But, take good heed, Midst all your spoil to hold the gods in awe. For our great Father counteth piety Far above all. This follows men in death, And fails them not when they resign their breath.[142]
And the chorus sings at the end of the Antigone:
Wise thought hath the first place in happiness Before all else, and piety to Heaven Must be preserved. High boastings of the proud Bring sorrows to the height to punish pride:— A lesson men shall learn when they are old.[143]
In the Ajax Athena says:
Then, warned by what thou seest, be thou not rash To vaunt high words toward Heaven, nor swell thy port Too proudly, if in puissance of thy hand Thou passest others, or in mines of wealth. Since Time abases and uplifts again All that is human, and the modest heart Is loved by Heaven, who hates the intemperate will.[144]
There is an extraordinary passage in the Oedipus Coloneus where Oedipus is made to say, when his strength fails him and he cannot go to the altar to sacrifice, but must send one of his daughters: “For I think that one soul suffices to pay this debt for ten thousand, if it come with good will (purity) to the shrine.”[145] Piety, reverence, and purity, these to Sophocles are the highest qualities of man.
For the poet the moral order was unchanging, dependent not upon caprice but having a divine source and a divine sanction; the laws of heaven are therefore superior to those of man, and man’s obedience to the higher law is made his duty and the means of his consecration. In an ode in Oedipus the King, which is called forth by the king’s harshness and by the suspicion that he is not wholly guiltless, as well as by the queen’s bold contempt for Apollo’s oracle, the chorus sings:
O may I live Sinless and pure in every word and deed Ordained by those firm laws, that hold their realm on high! Begotten of Heaven, of brightest Ether born, Created not of man’s ephemeral mould, They ne’er shall sink to slumber in oblivion. A Power of God is there, untouched by Time.[146]

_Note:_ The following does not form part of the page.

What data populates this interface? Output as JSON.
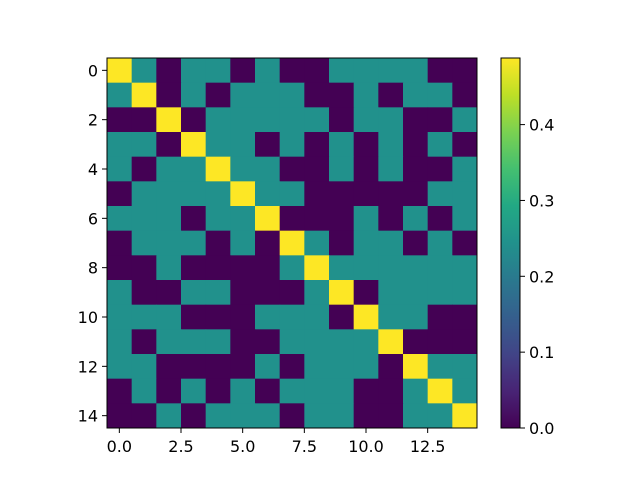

That is, the chorus here pray that they may always show their piety and reverence by obeying the divine laws. This sentiment is repeated more than once in the extant tragedies; as when Odysseus warns Agamemnon not to refuse burial to the body of Ajax: “’Tis not he, ’tis the law of heaven that thou would’st hurt.”[147] Through this belief Sophocles justified Antigone in her decision to defy the edict of the state, for Creon had ordained that her brother Polynices might not be buried, since he had attacked Thebes. But Greek belief regarded it as a sacred duty of the next of kin to bury their dead, and this duty Antigone could not but fulfil, although she knew that death would be her lot. When Creon asks her if she did indeed dare to transgress his edict, she replies:
I heard it not from Zeus, nor came it forth From Justice, where she reigns in the Underworld. They too have published to mankind a law. Nor could I think thine edict of such might That one who is mortal thus could overrule The infallible, unwritten laws of Heaven. Their majesty begins not from today But from eternity, and none can tell The hour that saw their birth.[148]